Of the various projects that have been successfully based on video games over the last few years, few embody what we think of as the “Xerox Of A Xerox” paradox more than Peter Berg and Taylor Sheridan’s planned Call Of Duty film. See, there’s this whole run of modern video games that got big largely because they finally managed to successfully import the beats of popular films into a playable medium, as players of The Last Of Us got to shoot and sneak their way through a well-made zombie movie, while Uncharted fans were propelled through an explosion-heavy and exotic action adventure. When those imitations then get fed back into the Hollywood machine, your best-case scenario is usually just something with a spark of creativity to it, like the Last Of Us TV show; worst case, you get Tom Holland hanging off of stuff while Mark Wahlberg yells at him.
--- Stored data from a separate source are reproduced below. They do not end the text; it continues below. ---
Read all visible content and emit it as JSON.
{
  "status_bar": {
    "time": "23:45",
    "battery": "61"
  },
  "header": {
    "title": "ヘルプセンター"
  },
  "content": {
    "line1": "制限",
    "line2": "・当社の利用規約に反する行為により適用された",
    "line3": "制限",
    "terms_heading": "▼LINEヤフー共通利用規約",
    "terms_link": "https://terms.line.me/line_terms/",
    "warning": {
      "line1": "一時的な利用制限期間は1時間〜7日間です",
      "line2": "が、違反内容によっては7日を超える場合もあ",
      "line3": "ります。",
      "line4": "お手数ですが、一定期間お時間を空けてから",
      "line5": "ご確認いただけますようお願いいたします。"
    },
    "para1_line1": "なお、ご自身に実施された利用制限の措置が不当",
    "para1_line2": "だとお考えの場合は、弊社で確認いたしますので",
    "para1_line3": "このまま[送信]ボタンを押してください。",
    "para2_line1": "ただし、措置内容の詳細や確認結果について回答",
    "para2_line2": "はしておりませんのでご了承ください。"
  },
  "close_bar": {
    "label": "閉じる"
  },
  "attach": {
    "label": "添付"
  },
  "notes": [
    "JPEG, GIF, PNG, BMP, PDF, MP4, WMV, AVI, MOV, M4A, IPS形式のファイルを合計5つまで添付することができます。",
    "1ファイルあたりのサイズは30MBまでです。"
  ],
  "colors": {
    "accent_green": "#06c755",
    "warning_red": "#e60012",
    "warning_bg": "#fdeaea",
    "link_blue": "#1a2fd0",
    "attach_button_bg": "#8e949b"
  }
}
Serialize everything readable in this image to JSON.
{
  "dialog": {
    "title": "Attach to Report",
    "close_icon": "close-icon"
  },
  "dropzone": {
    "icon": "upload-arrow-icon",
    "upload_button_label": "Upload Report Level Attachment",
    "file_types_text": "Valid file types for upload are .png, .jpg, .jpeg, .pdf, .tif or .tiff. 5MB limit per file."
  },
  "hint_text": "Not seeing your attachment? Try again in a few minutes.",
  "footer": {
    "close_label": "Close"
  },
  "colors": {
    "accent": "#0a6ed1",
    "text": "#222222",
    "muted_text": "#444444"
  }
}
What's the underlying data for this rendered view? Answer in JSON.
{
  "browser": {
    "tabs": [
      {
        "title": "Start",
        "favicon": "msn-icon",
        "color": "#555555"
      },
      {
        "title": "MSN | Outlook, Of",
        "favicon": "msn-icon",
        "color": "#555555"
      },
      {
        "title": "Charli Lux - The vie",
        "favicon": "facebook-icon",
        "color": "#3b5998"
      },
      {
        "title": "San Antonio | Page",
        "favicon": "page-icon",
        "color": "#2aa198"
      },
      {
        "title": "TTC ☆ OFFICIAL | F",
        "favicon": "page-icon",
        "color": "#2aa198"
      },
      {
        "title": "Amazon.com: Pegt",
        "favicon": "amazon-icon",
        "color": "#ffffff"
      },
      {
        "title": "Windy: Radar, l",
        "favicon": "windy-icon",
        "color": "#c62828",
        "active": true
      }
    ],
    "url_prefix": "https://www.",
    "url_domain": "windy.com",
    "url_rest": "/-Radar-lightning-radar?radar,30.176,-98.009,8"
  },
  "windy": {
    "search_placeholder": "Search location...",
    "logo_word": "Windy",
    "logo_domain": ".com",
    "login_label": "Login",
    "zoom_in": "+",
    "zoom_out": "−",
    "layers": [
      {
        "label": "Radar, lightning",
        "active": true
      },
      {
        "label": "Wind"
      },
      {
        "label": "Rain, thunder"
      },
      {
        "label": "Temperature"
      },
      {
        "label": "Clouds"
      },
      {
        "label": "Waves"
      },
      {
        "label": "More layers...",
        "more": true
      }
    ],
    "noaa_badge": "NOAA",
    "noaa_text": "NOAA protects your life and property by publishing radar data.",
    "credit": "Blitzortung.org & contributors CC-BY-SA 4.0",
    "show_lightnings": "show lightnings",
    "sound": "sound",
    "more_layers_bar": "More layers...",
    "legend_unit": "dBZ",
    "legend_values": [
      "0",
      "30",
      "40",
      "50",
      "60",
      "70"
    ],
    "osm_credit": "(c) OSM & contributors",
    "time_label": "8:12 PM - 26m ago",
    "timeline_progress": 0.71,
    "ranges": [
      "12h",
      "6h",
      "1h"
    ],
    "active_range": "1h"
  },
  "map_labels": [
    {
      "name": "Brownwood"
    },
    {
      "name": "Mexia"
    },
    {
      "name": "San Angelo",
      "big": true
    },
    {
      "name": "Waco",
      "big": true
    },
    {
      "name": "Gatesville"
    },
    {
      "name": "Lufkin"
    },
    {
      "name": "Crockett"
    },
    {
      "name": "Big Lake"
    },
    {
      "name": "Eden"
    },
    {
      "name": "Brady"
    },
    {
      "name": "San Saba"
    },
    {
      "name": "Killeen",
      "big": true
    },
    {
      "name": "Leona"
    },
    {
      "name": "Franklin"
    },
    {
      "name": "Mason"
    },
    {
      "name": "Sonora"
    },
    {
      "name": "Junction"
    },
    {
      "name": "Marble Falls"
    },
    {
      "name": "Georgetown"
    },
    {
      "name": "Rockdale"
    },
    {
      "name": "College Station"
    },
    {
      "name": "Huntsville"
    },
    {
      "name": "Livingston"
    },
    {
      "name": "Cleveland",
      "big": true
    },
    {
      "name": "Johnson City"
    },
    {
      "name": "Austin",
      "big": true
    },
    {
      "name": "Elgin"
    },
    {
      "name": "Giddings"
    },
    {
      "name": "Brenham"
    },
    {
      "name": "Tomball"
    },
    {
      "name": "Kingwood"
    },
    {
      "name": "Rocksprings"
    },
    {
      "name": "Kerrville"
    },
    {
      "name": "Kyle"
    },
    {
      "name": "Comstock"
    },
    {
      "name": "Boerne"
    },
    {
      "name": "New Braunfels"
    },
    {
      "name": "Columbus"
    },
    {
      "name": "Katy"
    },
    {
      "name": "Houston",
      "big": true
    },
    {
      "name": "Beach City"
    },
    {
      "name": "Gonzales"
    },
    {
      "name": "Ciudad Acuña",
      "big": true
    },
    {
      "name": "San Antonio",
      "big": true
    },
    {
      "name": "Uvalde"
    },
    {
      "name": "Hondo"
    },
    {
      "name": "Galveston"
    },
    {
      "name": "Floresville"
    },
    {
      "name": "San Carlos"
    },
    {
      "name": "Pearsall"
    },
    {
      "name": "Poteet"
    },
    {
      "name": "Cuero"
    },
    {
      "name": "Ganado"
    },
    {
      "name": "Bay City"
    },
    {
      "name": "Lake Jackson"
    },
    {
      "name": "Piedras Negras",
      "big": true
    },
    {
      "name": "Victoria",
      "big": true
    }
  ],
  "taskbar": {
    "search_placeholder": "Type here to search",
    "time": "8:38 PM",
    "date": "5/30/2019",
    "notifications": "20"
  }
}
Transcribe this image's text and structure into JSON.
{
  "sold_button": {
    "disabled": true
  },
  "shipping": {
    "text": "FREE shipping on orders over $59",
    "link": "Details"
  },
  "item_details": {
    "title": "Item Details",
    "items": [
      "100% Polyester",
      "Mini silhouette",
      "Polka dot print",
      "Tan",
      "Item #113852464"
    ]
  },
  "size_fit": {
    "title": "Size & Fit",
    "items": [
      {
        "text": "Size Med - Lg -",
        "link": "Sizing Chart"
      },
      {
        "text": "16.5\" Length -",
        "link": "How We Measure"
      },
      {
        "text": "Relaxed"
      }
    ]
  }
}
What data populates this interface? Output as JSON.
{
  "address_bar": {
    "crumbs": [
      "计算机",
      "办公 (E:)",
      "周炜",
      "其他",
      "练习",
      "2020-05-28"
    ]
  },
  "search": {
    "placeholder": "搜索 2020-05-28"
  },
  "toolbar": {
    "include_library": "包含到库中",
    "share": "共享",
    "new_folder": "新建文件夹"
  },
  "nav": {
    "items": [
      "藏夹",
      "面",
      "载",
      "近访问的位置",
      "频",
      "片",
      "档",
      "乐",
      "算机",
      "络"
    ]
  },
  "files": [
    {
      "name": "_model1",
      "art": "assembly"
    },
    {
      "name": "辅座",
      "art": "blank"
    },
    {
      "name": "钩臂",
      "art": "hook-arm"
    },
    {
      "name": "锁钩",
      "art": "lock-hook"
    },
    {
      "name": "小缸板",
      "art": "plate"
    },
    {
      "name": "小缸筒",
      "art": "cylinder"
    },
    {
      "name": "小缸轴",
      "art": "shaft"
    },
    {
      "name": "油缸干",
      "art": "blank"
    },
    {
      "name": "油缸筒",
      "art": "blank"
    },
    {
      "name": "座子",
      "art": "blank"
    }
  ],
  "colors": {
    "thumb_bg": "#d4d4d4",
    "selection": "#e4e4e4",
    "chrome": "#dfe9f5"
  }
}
All of which we found ourselves thinking about today as Berg popped up at Fanatics Fest in New York on Saturday (per THR) to drop a few plot details about what he and the Yellowstone creator are getting up to with their adaptation of the massively bestselling shooter franchise. That primarily meant the reveal of which of the many settings in the larger Call Of Duty series Sheridan has picked to drop his story into, and, wouldn’t you know it, they’ve gone with the massively successful Modern Warfare. Which leads us back to our original question: If you’re making a modern-set war movie based on a video game based on modern-set war movies, what have you actually accomplished?
Of course, it was probably always going to go this way: Although Call Of Duty kicked off way back in 2003 with games set during World War II, the franchise only became culturally dominant with the first Modern Warfare game, Call Of Duty 4, in 2007. Lifting visuals and vibes liberally from films like Black Hawk Down (and nailing online multiplayer for a host of increasingly web-enabled consoles), the game was an enormous hit, kicking off a wave of military shooters set in slightly fictionalized modern conflicts. And while Call Of Duty has flirted with other settings since—including trying to get a future-set sub-series off the ground—it has returned to Modern Warfare so reliably that gamers have had to suffer the indignity of there being not one, but two video games published this century titled Call Of Duty: Modern Warfare 2. (Technically, though, they did use Roman numerals for the second one.)
The upshot is that the film—slated for a June 2028 release, with Berg directing and co-writing with Sheridan—is probably going to wind up looking like, well, a modern-set war film, albeit one where the franchise might get kind of bored after a few years and try to shoehorn some zombies in around the edges.